SAP has put in place a data processing agreement and technical and organizational data-protection measures that provide robust security for every customer instance and tenancy. In addition, customers can configure your own security settings, with options including single sign-on (SSO), multifactor authentication, access control policy and role-based access, and review of the application log.

What is SAP's cloud security strategy?

At SAP, we have a plan-do-check-act approach to security, constantly adjusting to customer needs and to a rapidly changing threat landscape. Our security strategy has three cornerstones: secure products, secure operations, and a secure company. We also have an overarching commitment to transparency.

Have any external parties assessed SAP’s security measures? If yes, where can I find the certificates?

Yes, to find our system and organization controls (SOC) reports, as well as ISO certification details, visit SAP Cloud Trust Center compliance page.

Security Policy

What are SAP's security policies?

We follow a security policy framework that includes several levels of security documentation, each containing more detail on our global security policy.
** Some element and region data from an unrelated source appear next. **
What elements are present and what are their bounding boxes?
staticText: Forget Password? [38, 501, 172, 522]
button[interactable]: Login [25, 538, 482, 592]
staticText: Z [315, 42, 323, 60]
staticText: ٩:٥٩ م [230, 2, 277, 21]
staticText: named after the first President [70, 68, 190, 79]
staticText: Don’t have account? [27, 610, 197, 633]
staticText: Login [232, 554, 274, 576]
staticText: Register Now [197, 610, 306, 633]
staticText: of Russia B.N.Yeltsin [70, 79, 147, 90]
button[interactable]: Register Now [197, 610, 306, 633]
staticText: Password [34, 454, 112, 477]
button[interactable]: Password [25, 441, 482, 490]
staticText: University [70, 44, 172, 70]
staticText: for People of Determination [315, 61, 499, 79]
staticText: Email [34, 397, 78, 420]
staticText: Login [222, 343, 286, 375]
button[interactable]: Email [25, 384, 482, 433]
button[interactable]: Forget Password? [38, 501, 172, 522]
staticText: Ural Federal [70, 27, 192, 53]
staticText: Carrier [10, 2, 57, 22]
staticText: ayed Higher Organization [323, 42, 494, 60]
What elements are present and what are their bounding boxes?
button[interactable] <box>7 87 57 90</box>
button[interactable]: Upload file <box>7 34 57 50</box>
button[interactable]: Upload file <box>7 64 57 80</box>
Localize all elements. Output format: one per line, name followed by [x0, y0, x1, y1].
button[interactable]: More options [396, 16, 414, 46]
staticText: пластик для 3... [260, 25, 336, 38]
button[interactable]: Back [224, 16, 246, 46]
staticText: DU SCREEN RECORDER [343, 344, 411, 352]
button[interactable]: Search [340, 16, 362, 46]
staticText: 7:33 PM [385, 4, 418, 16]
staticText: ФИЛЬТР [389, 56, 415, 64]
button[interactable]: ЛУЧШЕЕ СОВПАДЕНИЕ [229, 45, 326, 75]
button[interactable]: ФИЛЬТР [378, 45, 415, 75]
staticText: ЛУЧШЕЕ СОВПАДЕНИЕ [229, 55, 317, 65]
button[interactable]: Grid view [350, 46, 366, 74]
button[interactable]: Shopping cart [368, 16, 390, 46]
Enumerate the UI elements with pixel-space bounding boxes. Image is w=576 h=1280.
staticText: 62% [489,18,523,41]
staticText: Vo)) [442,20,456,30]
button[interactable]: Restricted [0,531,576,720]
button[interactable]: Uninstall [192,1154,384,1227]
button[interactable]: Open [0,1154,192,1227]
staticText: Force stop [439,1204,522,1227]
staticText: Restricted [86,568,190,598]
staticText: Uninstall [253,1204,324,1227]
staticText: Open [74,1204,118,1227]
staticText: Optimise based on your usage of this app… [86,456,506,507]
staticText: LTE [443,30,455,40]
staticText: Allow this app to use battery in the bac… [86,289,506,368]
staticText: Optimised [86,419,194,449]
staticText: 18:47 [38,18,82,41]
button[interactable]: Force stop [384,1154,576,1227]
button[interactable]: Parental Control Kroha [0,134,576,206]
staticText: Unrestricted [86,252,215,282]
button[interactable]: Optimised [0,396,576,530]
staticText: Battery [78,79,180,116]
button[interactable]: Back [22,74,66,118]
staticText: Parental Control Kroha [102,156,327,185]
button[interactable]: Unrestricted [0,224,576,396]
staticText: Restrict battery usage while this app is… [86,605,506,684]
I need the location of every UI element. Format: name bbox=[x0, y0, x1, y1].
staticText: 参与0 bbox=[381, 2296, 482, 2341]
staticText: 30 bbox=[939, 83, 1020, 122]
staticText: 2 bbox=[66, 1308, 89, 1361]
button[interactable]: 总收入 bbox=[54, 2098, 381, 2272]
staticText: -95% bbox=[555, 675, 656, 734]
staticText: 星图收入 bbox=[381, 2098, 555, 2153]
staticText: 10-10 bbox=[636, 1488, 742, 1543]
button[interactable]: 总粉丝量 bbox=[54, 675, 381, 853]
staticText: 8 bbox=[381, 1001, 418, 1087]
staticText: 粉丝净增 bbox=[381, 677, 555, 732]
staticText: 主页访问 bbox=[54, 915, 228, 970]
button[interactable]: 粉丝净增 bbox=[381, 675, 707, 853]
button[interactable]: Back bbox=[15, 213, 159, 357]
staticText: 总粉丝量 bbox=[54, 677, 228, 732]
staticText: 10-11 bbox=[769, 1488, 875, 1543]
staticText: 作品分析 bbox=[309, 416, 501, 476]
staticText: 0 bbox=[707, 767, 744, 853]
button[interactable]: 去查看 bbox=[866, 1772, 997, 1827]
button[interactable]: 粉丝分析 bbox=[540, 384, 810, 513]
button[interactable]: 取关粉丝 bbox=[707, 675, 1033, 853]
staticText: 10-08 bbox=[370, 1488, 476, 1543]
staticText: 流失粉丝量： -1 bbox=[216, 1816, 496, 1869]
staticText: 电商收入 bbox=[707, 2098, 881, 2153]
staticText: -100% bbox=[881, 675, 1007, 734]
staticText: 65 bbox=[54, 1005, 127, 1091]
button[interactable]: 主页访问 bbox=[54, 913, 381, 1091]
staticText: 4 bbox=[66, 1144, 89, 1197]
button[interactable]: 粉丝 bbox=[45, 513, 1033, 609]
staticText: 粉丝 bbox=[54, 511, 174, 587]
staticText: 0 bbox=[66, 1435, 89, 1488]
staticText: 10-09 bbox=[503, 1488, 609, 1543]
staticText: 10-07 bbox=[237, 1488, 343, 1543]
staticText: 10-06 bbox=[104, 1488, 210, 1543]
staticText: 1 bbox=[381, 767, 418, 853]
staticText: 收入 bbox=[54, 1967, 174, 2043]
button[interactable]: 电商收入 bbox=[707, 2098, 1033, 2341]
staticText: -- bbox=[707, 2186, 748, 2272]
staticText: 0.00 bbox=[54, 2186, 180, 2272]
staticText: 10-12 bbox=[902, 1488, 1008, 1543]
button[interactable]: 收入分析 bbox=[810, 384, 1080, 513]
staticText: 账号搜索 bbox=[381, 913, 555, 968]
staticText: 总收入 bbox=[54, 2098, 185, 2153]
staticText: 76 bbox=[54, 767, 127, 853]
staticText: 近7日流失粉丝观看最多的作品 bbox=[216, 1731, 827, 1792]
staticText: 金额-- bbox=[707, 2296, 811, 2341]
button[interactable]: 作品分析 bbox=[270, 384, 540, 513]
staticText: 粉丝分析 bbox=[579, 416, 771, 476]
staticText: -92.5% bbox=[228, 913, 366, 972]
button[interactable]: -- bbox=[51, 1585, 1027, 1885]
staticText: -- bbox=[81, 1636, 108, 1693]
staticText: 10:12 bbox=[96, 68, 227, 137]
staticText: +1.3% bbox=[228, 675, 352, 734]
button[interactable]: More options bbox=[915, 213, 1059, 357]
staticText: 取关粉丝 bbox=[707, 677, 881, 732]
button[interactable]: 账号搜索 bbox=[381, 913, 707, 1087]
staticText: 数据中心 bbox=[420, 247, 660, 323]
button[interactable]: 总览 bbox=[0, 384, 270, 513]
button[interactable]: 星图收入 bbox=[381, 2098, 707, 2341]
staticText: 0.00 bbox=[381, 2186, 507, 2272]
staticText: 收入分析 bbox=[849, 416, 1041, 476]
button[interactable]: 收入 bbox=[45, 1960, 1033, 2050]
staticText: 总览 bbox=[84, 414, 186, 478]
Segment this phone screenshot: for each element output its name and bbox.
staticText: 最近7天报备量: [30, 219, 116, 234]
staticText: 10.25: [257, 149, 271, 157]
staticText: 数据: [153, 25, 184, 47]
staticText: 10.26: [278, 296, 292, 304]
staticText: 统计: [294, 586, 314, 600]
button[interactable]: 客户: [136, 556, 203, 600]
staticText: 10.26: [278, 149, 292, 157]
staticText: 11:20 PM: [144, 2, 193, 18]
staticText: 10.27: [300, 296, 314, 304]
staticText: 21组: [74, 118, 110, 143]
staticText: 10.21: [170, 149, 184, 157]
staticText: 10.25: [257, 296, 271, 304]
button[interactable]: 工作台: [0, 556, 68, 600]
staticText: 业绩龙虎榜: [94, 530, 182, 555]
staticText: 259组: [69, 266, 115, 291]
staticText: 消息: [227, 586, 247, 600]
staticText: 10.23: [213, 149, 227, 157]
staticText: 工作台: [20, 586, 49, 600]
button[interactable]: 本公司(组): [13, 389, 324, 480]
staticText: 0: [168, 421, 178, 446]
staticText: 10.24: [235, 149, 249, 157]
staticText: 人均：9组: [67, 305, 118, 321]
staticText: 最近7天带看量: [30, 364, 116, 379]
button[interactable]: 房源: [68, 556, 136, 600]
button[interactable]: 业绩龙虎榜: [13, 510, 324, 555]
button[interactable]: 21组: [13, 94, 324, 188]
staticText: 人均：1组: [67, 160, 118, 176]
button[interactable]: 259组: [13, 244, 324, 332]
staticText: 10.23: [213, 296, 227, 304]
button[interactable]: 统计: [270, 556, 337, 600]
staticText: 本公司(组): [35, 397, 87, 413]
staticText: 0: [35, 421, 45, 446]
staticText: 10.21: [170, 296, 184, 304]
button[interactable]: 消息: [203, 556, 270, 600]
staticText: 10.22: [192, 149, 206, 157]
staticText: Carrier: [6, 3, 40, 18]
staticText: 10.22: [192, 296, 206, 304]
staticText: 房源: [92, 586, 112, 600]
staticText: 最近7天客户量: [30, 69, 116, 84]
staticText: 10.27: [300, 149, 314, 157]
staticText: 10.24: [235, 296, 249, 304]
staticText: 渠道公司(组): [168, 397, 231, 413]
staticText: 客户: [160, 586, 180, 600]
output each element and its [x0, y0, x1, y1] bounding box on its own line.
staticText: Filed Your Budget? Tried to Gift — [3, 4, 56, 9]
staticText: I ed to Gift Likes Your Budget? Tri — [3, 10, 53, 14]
Key documents include SAP Security Policy, SAP Security Standards, SAP Security Procedure and Directive, and SAP Security Good Practices.

What is SAP's security response process?

Our security incident response process is described in a document on SAP security concepts and implementation. Read the document.

How can I report a security incident or a suspected security issue?

Customers can report any a security-related issues or suspicious activity to SAP. Learn how to file a report.

How does SAP handle security requirements for contractors and subcontractors?

Sub-processors are required to follow our security policy. See the list of sub-processors for SAP. Customer login required. 

Do SAP employees participate in ongoing security training?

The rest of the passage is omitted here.